Andrés Sánchez Braun.

Tóquio, 23 set (EFE).- A impopular reforma militar aprovada no último final de semana no Japão reavivou o protesto estudantil, um fenômeno que, apesar de suas respeitosas maneiras, está espalhando o inconformismo em um país que viu poucas mobilizações nas últimas décadas.

Dentro do comitê que convoca desde junho grandes manifestações no arquipélago para protestar contra a mudança legislativa – que permitirá ao exército japonês operar no exterior para apoiar aliados que estejam sendo atacados ou para participar de missões da ONU – chamou a atenção a presença de um grupo denominado SEALDs.

O bloco, cujas siglas significam em inglês “Ação Urgente Estudantil para uma Democracia Liberal”, nasceu há apenas quatro meses em universidades da parte ocidental do país.

E em um tempo recorde formou várias divisões regionais e reuniu milhares de jovens e não tão jovens (desde pesquisadores até mães com crianças se uniram a suas convocações) para protestar contra a iniciativa do governo do primeiro-ministro japonês, o conservador Shinzo Abe.

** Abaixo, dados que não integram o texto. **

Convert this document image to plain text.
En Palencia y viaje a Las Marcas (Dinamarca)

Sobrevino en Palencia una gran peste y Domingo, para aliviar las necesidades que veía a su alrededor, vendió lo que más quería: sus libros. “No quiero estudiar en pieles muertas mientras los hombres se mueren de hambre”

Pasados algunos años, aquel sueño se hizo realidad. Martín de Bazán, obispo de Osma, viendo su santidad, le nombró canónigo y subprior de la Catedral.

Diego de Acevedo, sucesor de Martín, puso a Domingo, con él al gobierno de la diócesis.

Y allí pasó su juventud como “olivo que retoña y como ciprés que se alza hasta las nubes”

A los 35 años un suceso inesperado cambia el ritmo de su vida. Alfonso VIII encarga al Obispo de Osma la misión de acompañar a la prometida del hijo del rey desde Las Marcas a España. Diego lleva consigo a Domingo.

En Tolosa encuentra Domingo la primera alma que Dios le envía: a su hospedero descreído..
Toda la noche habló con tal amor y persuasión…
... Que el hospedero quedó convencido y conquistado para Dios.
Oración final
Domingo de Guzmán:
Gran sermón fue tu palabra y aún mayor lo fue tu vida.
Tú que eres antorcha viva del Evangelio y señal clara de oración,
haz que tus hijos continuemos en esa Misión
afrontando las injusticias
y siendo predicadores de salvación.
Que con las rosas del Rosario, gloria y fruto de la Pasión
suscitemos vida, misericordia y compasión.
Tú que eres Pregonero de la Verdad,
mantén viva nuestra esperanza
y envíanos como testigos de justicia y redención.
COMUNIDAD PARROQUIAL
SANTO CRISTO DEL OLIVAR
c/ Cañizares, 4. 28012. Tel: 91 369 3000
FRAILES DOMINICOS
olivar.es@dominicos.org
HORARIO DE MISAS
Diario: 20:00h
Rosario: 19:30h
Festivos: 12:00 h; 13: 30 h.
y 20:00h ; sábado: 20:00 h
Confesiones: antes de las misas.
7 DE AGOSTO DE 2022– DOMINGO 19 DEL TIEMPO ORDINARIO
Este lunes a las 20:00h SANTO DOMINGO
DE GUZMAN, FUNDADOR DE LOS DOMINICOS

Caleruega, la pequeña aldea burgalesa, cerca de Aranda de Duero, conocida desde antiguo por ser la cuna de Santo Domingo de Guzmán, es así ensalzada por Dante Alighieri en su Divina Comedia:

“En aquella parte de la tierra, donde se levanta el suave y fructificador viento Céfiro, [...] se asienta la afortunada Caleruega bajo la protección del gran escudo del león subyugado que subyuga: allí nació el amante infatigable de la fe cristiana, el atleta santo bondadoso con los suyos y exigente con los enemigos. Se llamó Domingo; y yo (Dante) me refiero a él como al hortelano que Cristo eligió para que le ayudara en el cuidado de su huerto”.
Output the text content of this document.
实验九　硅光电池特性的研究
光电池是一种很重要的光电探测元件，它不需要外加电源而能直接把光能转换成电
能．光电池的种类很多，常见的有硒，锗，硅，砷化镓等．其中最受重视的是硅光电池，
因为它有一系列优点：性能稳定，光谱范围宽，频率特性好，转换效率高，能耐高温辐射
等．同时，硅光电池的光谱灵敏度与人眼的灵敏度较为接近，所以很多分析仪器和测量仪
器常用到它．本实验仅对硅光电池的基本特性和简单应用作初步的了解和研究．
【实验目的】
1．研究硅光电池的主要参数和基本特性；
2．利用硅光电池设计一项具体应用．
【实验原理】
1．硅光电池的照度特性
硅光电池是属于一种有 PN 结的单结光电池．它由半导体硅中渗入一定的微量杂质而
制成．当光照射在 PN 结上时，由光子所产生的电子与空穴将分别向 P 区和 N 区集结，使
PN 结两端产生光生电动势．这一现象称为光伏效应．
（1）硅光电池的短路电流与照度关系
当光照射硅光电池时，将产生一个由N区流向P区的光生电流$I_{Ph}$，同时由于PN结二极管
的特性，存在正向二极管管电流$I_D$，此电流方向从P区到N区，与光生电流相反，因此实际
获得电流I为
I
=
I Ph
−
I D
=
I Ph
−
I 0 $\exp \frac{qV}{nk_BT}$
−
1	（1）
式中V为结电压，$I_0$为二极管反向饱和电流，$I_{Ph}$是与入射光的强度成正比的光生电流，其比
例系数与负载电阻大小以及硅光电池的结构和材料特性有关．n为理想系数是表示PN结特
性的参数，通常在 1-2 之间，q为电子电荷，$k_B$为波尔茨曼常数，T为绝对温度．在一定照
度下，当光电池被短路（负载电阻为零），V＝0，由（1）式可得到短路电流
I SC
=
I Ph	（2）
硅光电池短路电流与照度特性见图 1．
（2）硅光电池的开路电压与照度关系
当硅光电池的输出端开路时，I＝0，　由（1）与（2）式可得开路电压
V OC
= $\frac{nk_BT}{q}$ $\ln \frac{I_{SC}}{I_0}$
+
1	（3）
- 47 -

Suas cabeças visíveis quase não passam de 20, vestem roupa de marca e exibem penteados da moda, em suas concentrações são frequentes palavras de ordem no ritmo do rap e os panfletos que distribuem tem design cuidadoso e moderno, alinhados com as páginas do grupo, que aproveitou o alcance das redes sociais para crescer.

“Muitos dizem que é graças ao nosso talento no campo do design que conseguimos atrair tantos jovens”, disse esta semana Aki Okuda, principal porta-voz e membro fundador de SEALDs, em um discurso no Clube de Correspondentes Estrangeiros de Tóquio.

“Eu acho que simplesmente se deve ao fato de as pessoas estarem indignadas porque o governo não explicou uma reforma que, do nosso ponto de vista, viola a Constituição japonesa”, argumentou este estudante de 23 anos.

O artigo 9 da Constituição, que o Japão adotou a pedido da ocupação americana após sua derrota na Segunda Guerra Mundial, só permite ao país usar a força para se defender, e até agora tinha evitado enviar tropas ao exterior.

No entanto, o governo de Abe aprovou ano passado uma reinterpretação do artigo para poder promulgar a nova legislação, um atalho que evitou o embaraçoso e longo trâmite para modificar a Carta Magna japonesa e que indignou ainda mais os que acreditam que a reforma acaba com sete décadas de pacifismo no Japão.

É verdade que o civismo e as boas maneiras dos SEALDs distam muito dos movimentos estudantis que sacudiram o Japão dos anos 60, que protestavam ferozmente contra o tratado de segurança com os EUA promovido por Nobusuke Kishi (avô de Shinzo Abe) em 1960 e que acabaram derivando, após as revoltas de 1968, nas violentas facções do grupo terrorista Exército Vermelho Japonês.

O próprio Okuda admitiu que o SEALDs não persegue “nenhuma revolução” e que não têm ideologia além do antibelicismo.

Mesmo assim, as palavras do porta-voz do governo, Yoshihide Suga, os tachando de “idealistas desligados da realidade” mostrou que o grupo se transformou em um importante catalisador para que muitos japoneses decidissem ir para as ruas.

Nem sequer o insistente movimento antinuclear surgido após o desastre atômico de Fukushima em 2011 tinha alcançado um poder de convocação semelhante.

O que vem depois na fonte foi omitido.